Recently I stumbled across this post for Stephen King’s top 20 rules for writers. I can agree with most of them, and one in particular about research really struck a chord with me for a couple of reasons.
18. The research shouldn’t overshadow the story. “Remember that word back. That’s where the research belongs: as far in the background and the back story as you can get it.”
Reading this was a cautionary reminder for me. I’m writing a novel about an archaeologist, and at the same time I’m doing volunteer work with an archaeology group, cataloging artifacts from a dig in 1000-year-old ruins. My experience there is ramping up my authenticity, providing insight into the work of my protagonist and giving me a worthy foundation on which to build my story. It is also firing my imagination and revving my brain in ways I have to curb.

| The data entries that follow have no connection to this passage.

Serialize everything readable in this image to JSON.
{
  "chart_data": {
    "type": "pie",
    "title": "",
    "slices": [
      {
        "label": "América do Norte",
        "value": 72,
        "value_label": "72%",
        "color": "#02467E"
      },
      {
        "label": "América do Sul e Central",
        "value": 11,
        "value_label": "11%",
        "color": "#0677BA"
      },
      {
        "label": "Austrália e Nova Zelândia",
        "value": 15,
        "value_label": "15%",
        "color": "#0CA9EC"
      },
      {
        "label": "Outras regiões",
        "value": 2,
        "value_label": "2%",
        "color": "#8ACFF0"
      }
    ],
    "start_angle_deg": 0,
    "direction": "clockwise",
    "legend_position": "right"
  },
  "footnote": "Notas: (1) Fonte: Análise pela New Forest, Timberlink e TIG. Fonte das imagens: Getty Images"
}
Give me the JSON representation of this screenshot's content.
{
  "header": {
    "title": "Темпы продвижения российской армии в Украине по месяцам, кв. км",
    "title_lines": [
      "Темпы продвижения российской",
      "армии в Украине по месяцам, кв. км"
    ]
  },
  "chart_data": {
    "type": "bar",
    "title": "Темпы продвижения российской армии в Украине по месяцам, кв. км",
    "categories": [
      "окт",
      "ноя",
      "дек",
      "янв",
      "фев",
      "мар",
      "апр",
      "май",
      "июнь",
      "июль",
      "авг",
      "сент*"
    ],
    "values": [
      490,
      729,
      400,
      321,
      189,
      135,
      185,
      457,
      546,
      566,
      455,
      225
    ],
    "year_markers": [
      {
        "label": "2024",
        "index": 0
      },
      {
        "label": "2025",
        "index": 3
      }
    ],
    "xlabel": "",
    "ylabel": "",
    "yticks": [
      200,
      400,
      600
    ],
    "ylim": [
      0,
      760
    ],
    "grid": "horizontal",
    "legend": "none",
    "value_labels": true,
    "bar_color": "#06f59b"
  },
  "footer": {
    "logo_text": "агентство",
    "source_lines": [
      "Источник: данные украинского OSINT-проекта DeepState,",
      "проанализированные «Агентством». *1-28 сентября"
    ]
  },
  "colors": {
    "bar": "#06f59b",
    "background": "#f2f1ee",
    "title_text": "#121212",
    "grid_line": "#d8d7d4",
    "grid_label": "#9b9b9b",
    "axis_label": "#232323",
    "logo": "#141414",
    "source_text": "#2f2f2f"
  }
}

Along with my cataloging work in the lab, I have taken classes in ancient industries: cordage-making, weaving, pottery-making. Every day in the lab and every class gives me insight into the workings of an ancient village, and each time I’ve come away with a giddy determination to use what I’ve learned. I love the fact that I can write authentically about this. The authenticity will bring weight to the book that I could not have imagined.
But when I started thinking about how I was going to introduce all this new-found knowledge, the bubble of excitement popped. I began to imagine my protagonist, a college professor/archaeologist, giving pointers to her students as they survey an ancient site. Imparting knowledge. Pop-quizzing. And the feeling rapidly changed from excitement to dull heaviness.
The research had completely overshadowed the story.
Interestingly enough, I’ve read quite a few techno-thrillers lately that suffer from the same malady. Paragraph after paragraph of the evolution of political factions and regimes, long names teased out of jumbled acronyms, even the design and workings of futuristic guns, aircraft, etc. Some of the books have begun to read more like textbooks than novels. I find it very distracting when the narrative suddenly changes from telling the story to bringing me up to speed on the latest gadget. I understand that books of this nature have a ton of background information and that the reader really does need a rudimentary understanding, but the real trick is working it subtly into the story so it’s not droning from the lectern.
Luckily for me, after getting kicked in the head from these two different angles, I can go back to my story and let it unfold organically. The knowledge and information are there in my brain, and if called on, can be worked into the story. IF called on. If not, then it stays in my brain, enriching my life but not taking over my novel. Stephen’s right. Back story belongs in the back. It’s settings, props, but not the main characters. I may have to bookmark this post so I can remind myself often.